Moore, 2000 yılında kendinden en çok söz ettiren yıldız olacak. Son zamanlarda çevirdiği üç filmde de değişik tipleri büyük bir başarıyla canlandıran yıldız, Hollywood'un en önemli isimlerinden biri oldu bile.
İşte, kısa bir süre sonra her yerde adı geçecek olan Moore'un özel yaşamından bir kesit...
GİYİM
Julianne Moore, giyimde belli bazı meraklara saplanıp kalmıyor. Onun gardrobu değişik moda trendlerinden örneklerle dolu. Yıldız bazen mini etekli bir kokteyl elbisesiyle hayranlarının karşısına çıkıyor, bazen de çok frapan bir tuvaletle... Yeşil çerçeveli gözlüklerinden hiç vazgeçemeyen Moore, yüksek topuklu ve dekolte ayakkabı giymeye bayılıyor. Genellikle Richard Tyler, Ralph Lauren, Prada, Yves Saint Laurent ve Helmut Lang'dan giyiniyor.
Ünlü yıldızın bugün kilo sorunu yok. 56 kiloda kalmaya özen gösteriyor. Fakat birkaç yıl önce bir film uğruna az kalsın hastanelik olacaktı. Yıldızın bu filmdeki rolü için kilo vermesi gerekiyordu. Moore diyet uygulamayı fazla abartınca, zayıflama hastalığına yakalandı. Yeniden sağlığına kavuşması epey zaman aldı. Moore artık diyet yapmıyor. Önüne konan her yemeği yiyor. Patates cipsi, omlet, İngiliz kurabiyeleri ve çikolata, onun en çok sevdiği ve yemek aralarında atıştırdığı yiyecekler. Gurme ve şarap dergilerini okumaya bayılıyor. Bunlardan ‘‘Benim porno dergilerim’’ diye sözediyor.
EGZERSİZ
Moore'un iki yaşında bir oğlu var. Evde olduğu zamanlar oğlunun peşinden koşmak, onun için yararlı bir egzersiz oluyor.

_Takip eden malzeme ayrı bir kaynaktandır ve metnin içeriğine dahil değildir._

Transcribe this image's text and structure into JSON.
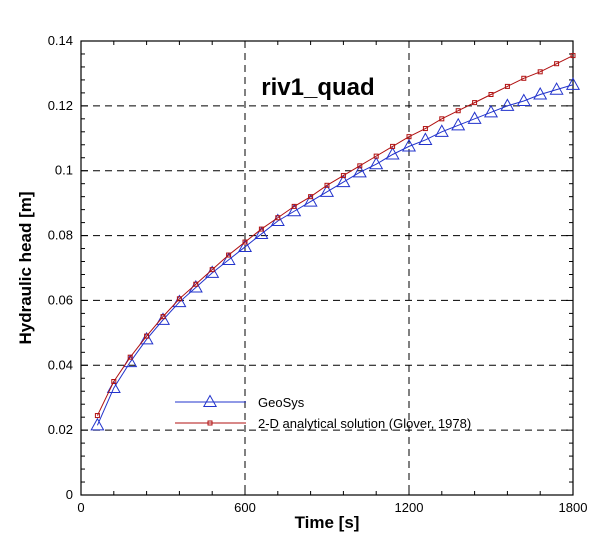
{
  "chart_data": {
    "type": "line",
    "title": "riv1_quad",
    "xlabel": "Time [s]",
    "ylabel": "Hydraulic head [m]",
    "xlim": [
      0,
      1800
    ],
    "ylim": [
      0,
      0.14
    ],
    "xticks": [
      0,
      600,
      1200,
      1800
    ],
    "yticks": [
      0,
      0.02,
      0.04,
      0.06,
      0.08,
      0.1,
      0.12,
      0.14
    ],
    "grid": true,
    "legend_position": "bottom-center",
    "series": [
      {
        "name": "GeoSys",
        "color": "#2233cc",
        "marker": "triangle-open",
        "x": [
          60,
          120,
          180,
          240,
          300,
          360,
          420,
          480,
          540,
          600,
          660,
          720,
          780,
          840,
          900,
          960,
          1020,
          1080,
          1140,
          1200,
          1260,
          1320,
          1380,
          1440,
          1500,
          1560,
          1620,
          1680,
          1740,
          1800
        ],
        "y": [
          0.0215,
          0.033,
          0.041,
          0.048,
          0.054,
          0.0595,
          0.064,
          0.0685,
          0.0725,
          0.0765,
          0.0805,
          0.0845,
          0.0875,
          0.0905,
          0.0935,
          0.0965,
          0.0995,
          0.102,
          0.105,
          0.1075,
          0.1095,
          0.112,
          0.114,
          0.116,
          0.118,
          0.12,
          0.1215,
          0.1235,
          0.125,
          0.1265
        ]
      },
      {
        "name": "2-D analytical solution (Glover, 1978)",
        "color": "#b01010",
        "marker": "square-open",
        "x": [
          60,
          120,
          180,
          240,
          300,
          360,
          420,
          480,
          540,
          600,
          660,
          720,
          780,
          840,
          900,
          960,
          1020,
          1080,
          1140,
          1200,
          1260,
          1320,
          1380,
          1440,
          1500,
          1560,
          1620,
          1680,
          1740,
          1800
        ],
        "y": [
          0.0245,
          0.035,
          0.0425,
          0.049,
          0.055,
          0.0605,
          0.065,
          0.0695,
          0.074,
          0.078,
          0.082,
          0.0855,
          0.089,
          0.092,
          0.0955,
          0.0985,
          0.1015,
          0.1045,
          0.1075,
          0.1105,
          0.113,
          0.116,
          0.1185,
          0.121,
          0.1235,
          0.126,
          0.1285,
          0.1305,
          0.133,
          0.1355
        ]
      }
    ]
  }
}
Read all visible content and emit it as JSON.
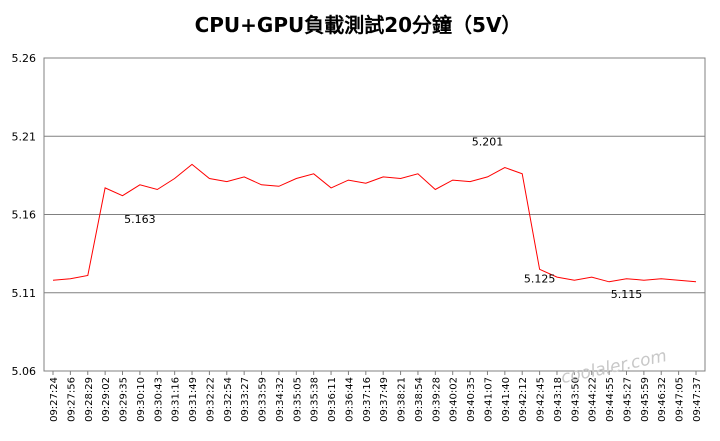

Yıldız doğumdan sonra düzenli olarak aerobik yaparak fazla kilolarından kurtulmuş. Fakat vücudunun hamilelikten önceki durumuna asla ulaşamayacağını da biliyor. ‘‘Doğum kadınların vücudunu ister istemez değiştiriyor’’ diyor. ‘‘Bu gerçeği hepimiz kabul etmeliyiz.’’
MAKYAJ
Oscar adayı yıldız, sanat yaşamına televizyon dizileriyle başlamıştı. O günlerde de binbir çeşit kozmetik malzemesi kullanmaya yanaşmadı, bugün de bu ürünleri pek kullanmıyor. Yüzünü sabunla yıkamaya meraklı, cildini güneşten korumak için büyük çaba harcıyor. Hergün nemlendirici kullanmayı ihmal etmiyor. Film setinden uzaklaşır uzaklaşmaz, sade görünüşlü bir kadın olmak istiyor. Dudaklarını boyuyor, gözlerine maskara uyguluyor ve yüzündeki noktacıkları gizleyici ile yokediyor. İşte hepsi bu. Geceleri de yatmadan önce, gece makyajını Pond's kremiyle temizliyor. Yani Julianne Moore, özel yaşamında ‘‘sıradan bir güzel kadın’’ olmayı yeğliyor.